You mean: how to balance a low-probability x-risk with a high-probability of saving a large number/small fraction of human children? Good point it’s hard, but we don’t actually need this orange-apple comparison: the point is that AGI may well decrease overall x-risks.

(I mentioned starving children because some count large impacts as x-risk, but on second thought it was probably a mistake)

Which x-risks do you think AI will reduce? I have heard arguments that it would improve our ability to respond to potential asteroid impacts. However this reduction in x-risk seems very small in comparison to the x-risk that unaligned AGI poses.
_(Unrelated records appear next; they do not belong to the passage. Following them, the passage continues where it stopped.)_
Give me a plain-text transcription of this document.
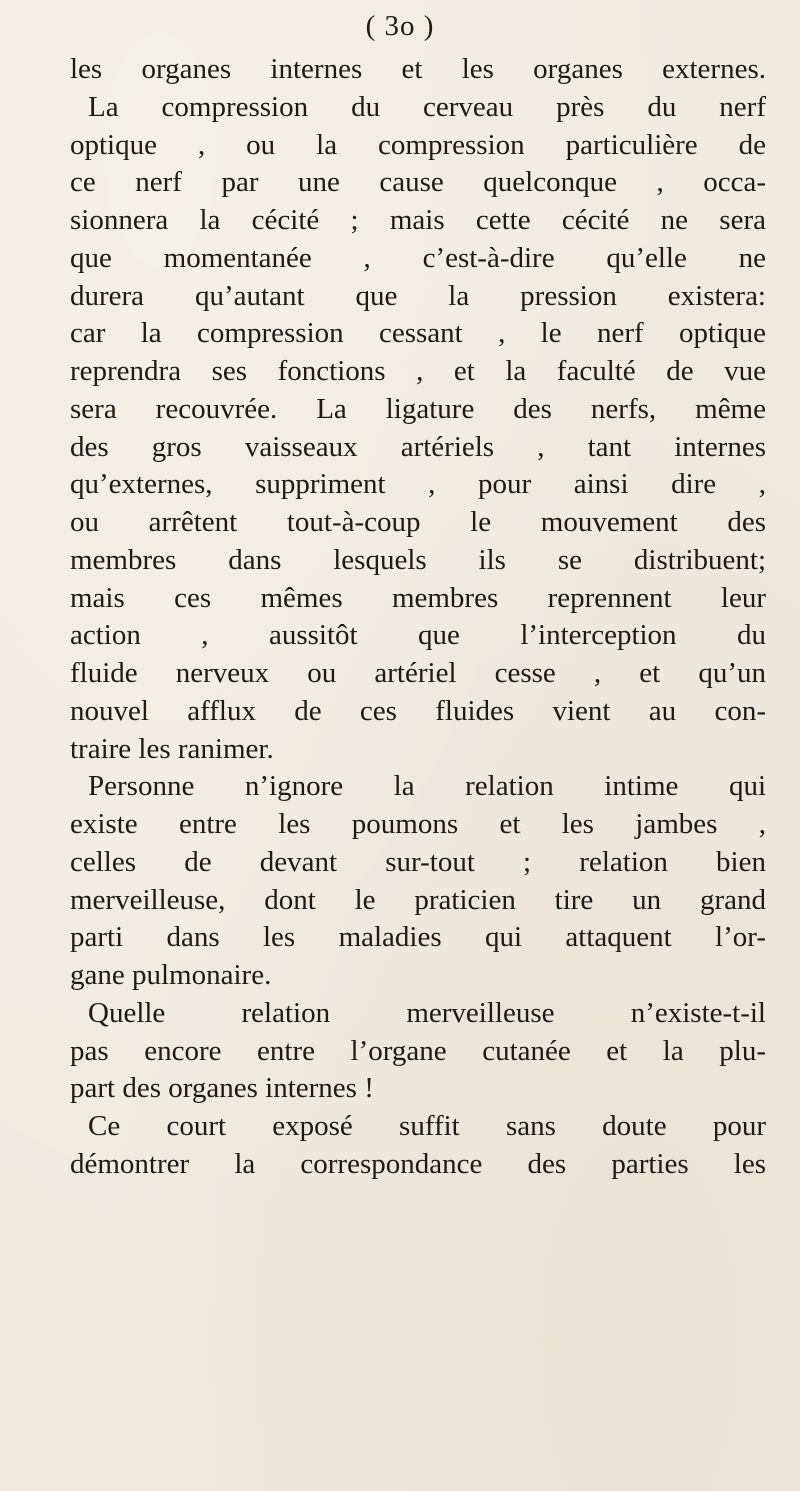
( 3o )
les organes internes et les organes externes.
La compression du cerveau près du nerf
optique , ou la compression particulière de
ce nerf par une cause quelconque , occa-
sionnera la cécité ; mais cette cécité ne sera
que momentanée , c’est-à-dire qu’elle ne
durera qu’autant que la pression existera:
car la compression cessant , le nerf optique
reprendra ses fonctions , et la faculté de vue
sera recouvrée. La ligature des nerfs, même
des gros vaisseaux artériels , tant internes
qu’externes, suppriment , pour ainsi dire ,
ou arrêtent tout-à-coup le mouvement des
membres dans lesquels ils se distribuent;
mais ces mêmes membres reprennent leur
action , aussitôt que l’interception du
fluide nerveux ou artériel cesse , et qu’un
nouvel afflux de ces fluides vient au con-
traire les ranimer.
Personne n’ignore la relation intime qui
existe entre les poumons et les jambes ,
celles de devant sur-tout ; relation bien
merveilleuse, dont le praticien tire un grand
parti dans les maladies qui attaquent l’or-
gane pulmonaire.
Quelle relation merveilleuse n’existe-t-il
pas encore entre l’organe cutanée et la plu-
part des organes internes !
Ce court exposé suffit sans doute pour
démontrer la correspondance des parties les
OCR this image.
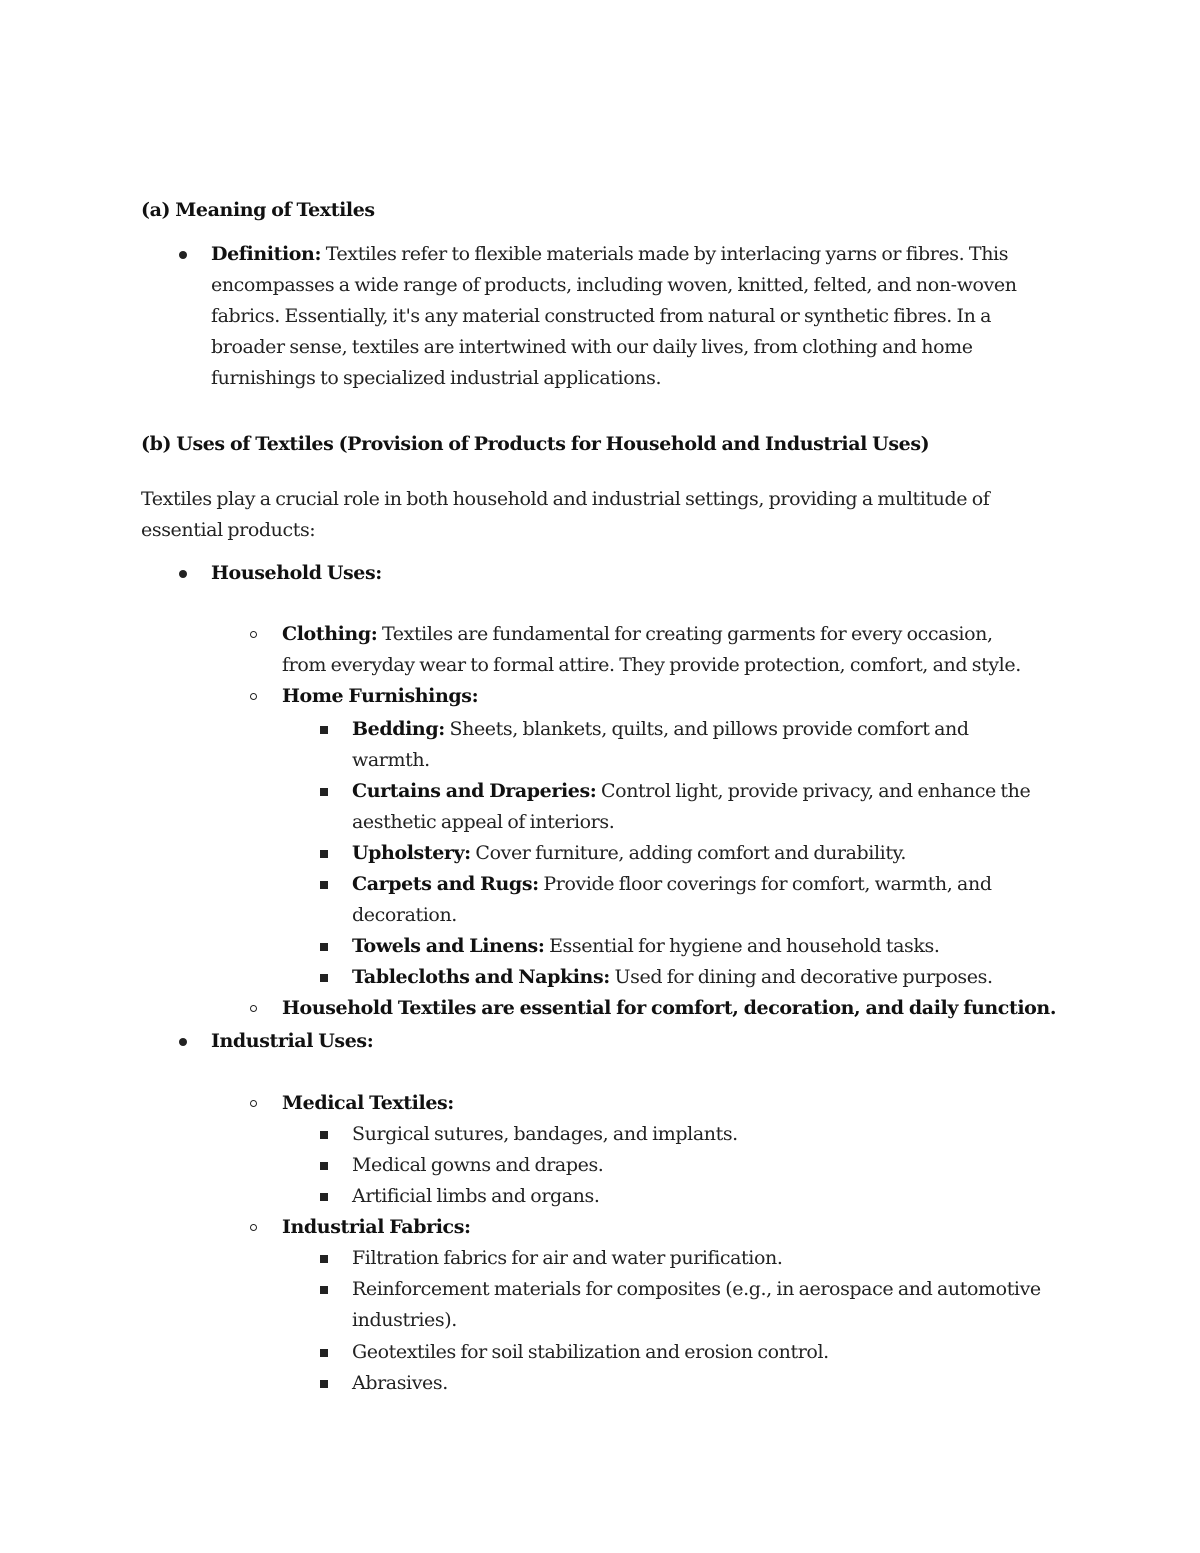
(a) Meaning of Textiles
Definition: Textiles refer to flexible materials made by interlacing yarns or fibres. This
encompasses a wide range of products, including woven, knitted, felted, and non-woven
fabrics. Essentially, it's any material constructed from natural or synthetic fibres. In a
broader sense, textiles are intertwined with our daily lives, from clothing and home
furnishings to specialized industrial applications.
(b) Uses of Textiles (Provision of Products for Household and Industrial Uses)
Textiles play a crucial role in both household and industrial settings, providing a multitude of
essential products:
Household Uses:
Clothing: Textiles are fundamental for creating garments for every occasion,
from everyday wear to formal attire. They provide protection, comfort, and style.
Home Furnishings:
Bedding: Sheets, blankets, quilts, and pillows provide comfort and
warmth.
Curtains and Draperies: Control light, provide privacy, and enhance the
aesthetic appeal of interiors.
Upholstery: Cover furniture, adding comfort and durability.
Carpets and Rugs: Provide floor coverings for comfort, warmth, and
decoration.
Towels and Linens: Essential for hygiene and household tasks.
Tablecloths and Napkins: Used for dining and decorative purposes.
Household Textiles are essential for comfort, decoration, and daily function.
Industrial Uses:
Medical Textiles:
Surgical sutures, bandages, and implants.
Medical gowns and drapes.
Artificial limbs and organs.
Industrial Fabrics:
Filtration fabrics for air and water purification.
Reinforcement materials for composites (e.g., in aerospace and automotive
industries).
Geotextiles for soil stabilization and erosion control.
Abrasives.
What makes you estimate that AI may reduce x-risk?

[-]Ilio9mo10

Which x-risks do you think AI will reduce?

First, the most important ones: those we don’t know about yet, but have a better chance to fight using either increased wisdom (from living hundreds of years or more), practically unlimited skilled labor, guaranteed reproductible decisions, or any combination of that plus all the fruits from the scientific revolutions that will follow.

Second, the usual boring ones: runaway global warming, pathogens with kuru-like properties, collapse of governance shifting threats from endurable to existential, etc.

Third, the long term mandatory need of conquering the stars, which sounds much easier using robots followed by photons for uploading our minds.

Finally, and iff such concepts are actually valid (I’m not sure), reproducible AGI will help us becoming AGI+, which might be necessary to align ourselves as AGI++, and so on.

What makes you estimate that AI may reduce x-risk?

I don’t get the logic here. Once you agree there’s at least one x-risk AGI may reduce, isn’t that enough to answer both the OP and your last question? Maybe you meant: « What makes you estimate that AI may reduce x-risk more than EY’s estimate of how much it’d increase it? ». In which case I don’t, but that’s just a property of EY’s estimate being maximally high.